Since 2000, IBM stock has returned $150 billion to shareholders, including reducing its share count by 35% through share repurchases. If IBM continues to buy back its stock at the same rate, Berkshire Hathaway will own 9.3% of IBM stock without buying another share.
In the three years between 2013-2015, IBM expects to make $20 billion in acquisitions and $15 billion in capital spending while still returning $70 billion to shareholders in the form of dividends and stock buybacks.
If the past 12 years is any indication, you can expect IBM stock to generate annual free cash flow of at least $18 billion or $54 billion over three years. With approximately $105 billion spoken for excluding debt repayment, it’s going to need to pick up the pace if it wants to meet its goals without taking on further debt.
Regardless of what happens, it certainly generates enough free cash to support a higher debt load. Obviously, CEO Ginni Rometty is confident that it can meet its plans for cash over the next couple of years. I see no reason to doubt that.

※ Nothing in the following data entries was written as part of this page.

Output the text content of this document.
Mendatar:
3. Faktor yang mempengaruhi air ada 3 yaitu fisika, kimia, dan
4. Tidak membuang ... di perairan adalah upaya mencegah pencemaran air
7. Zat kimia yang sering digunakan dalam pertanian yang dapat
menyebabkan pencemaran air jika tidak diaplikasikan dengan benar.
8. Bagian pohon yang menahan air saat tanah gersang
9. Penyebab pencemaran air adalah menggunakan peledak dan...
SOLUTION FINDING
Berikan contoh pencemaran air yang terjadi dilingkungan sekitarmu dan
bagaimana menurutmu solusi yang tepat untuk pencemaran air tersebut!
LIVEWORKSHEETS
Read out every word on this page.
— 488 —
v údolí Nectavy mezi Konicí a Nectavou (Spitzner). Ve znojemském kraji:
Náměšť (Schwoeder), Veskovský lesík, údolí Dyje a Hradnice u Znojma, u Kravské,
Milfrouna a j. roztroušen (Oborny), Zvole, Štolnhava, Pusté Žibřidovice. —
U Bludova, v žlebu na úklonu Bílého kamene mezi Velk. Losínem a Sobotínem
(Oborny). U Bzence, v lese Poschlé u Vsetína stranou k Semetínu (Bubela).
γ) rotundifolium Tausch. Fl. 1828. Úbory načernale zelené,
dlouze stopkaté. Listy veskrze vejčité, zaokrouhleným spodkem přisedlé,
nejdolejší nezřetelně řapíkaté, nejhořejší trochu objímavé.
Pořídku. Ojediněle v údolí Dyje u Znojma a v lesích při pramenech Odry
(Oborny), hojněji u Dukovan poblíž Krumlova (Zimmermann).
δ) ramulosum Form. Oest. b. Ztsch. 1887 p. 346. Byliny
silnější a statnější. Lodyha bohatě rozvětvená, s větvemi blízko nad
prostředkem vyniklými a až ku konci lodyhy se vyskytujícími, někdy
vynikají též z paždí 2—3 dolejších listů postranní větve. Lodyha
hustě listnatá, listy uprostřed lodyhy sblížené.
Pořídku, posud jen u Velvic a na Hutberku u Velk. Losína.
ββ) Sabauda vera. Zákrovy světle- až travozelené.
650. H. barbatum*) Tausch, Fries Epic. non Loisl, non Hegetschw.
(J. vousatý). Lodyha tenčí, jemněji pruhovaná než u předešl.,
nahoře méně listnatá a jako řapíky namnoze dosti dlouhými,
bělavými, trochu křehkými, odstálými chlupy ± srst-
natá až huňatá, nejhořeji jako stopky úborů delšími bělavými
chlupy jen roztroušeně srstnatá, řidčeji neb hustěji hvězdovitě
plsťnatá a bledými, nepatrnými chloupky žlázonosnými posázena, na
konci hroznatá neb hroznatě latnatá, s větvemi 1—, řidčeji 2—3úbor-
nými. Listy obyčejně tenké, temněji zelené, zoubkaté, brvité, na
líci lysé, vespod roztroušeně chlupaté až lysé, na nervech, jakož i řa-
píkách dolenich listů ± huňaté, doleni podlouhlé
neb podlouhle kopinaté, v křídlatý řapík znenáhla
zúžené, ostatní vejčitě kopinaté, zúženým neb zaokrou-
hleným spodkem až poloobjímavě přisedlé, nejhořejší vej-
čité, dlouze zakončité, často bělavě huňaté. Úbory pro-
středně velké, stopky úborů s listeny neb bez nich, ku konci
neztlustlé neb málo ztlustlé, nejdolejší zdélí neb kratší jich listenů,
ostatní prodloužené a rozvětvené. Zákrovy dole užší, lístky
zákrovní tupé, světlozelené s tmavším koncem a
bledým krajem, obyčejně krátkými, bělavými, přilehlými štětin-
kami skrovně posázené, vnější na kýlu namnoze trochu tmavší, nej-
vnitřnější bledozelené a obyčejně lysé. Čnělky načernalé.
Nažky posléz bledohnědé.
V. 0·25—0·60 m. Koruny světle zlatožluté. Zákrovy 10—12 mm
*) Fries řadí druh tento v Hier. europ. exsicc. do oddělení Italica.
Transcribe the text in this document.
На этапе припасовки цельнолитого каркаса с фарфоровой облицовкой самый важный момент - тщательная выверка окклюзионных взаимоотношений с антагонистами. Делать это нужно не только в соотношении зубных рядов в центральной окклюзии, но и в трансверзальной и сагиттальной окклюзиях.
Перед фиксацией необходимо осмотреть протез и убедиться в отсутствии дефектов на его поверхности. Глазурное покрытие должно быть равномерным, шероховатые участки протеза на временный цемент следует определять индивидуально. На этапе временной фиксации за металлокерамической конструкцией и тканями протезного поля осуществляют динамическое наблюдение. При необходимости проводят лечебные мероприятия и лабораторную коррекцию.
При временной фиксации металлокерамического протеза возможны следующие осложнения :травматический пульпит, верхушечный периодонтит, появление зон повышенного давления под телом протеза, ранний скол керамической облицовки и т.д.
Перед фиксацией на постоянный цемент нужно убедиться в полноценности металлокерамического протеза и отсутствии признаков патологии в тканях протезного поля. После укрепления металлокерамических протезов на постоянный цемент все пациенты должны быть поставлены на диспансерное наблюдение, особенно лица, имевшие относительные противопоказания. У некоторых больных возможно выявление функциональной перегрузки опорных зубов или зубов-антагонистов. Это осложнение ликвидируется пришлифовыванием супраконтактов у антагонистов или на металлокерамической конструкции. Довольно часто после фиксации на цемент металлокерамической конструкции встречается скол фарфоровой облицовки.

IBM stock has been a major disappointment the past couple of years, underperforming the S&P 500 by 10 and 33 percentage points respectively in 2012 and 2013. By comparison, Berkshire Hathaway has matched the index and should continue to do perform reasonably well.
So, should you have IBM on your buy list?
If it were me I’d be more inclined to buy Berkshire Hathaway’s B shares to benefit from any resurgence in IBM stock. Having said that, I don’t think you risk much owning IBM at current prices. With a reasonable dividend and significant share repurchases, shareholders could do a lot worse than owning IBM stock.
As of this writing, Will Ashworth did not own a position in any of the aforementioned securities.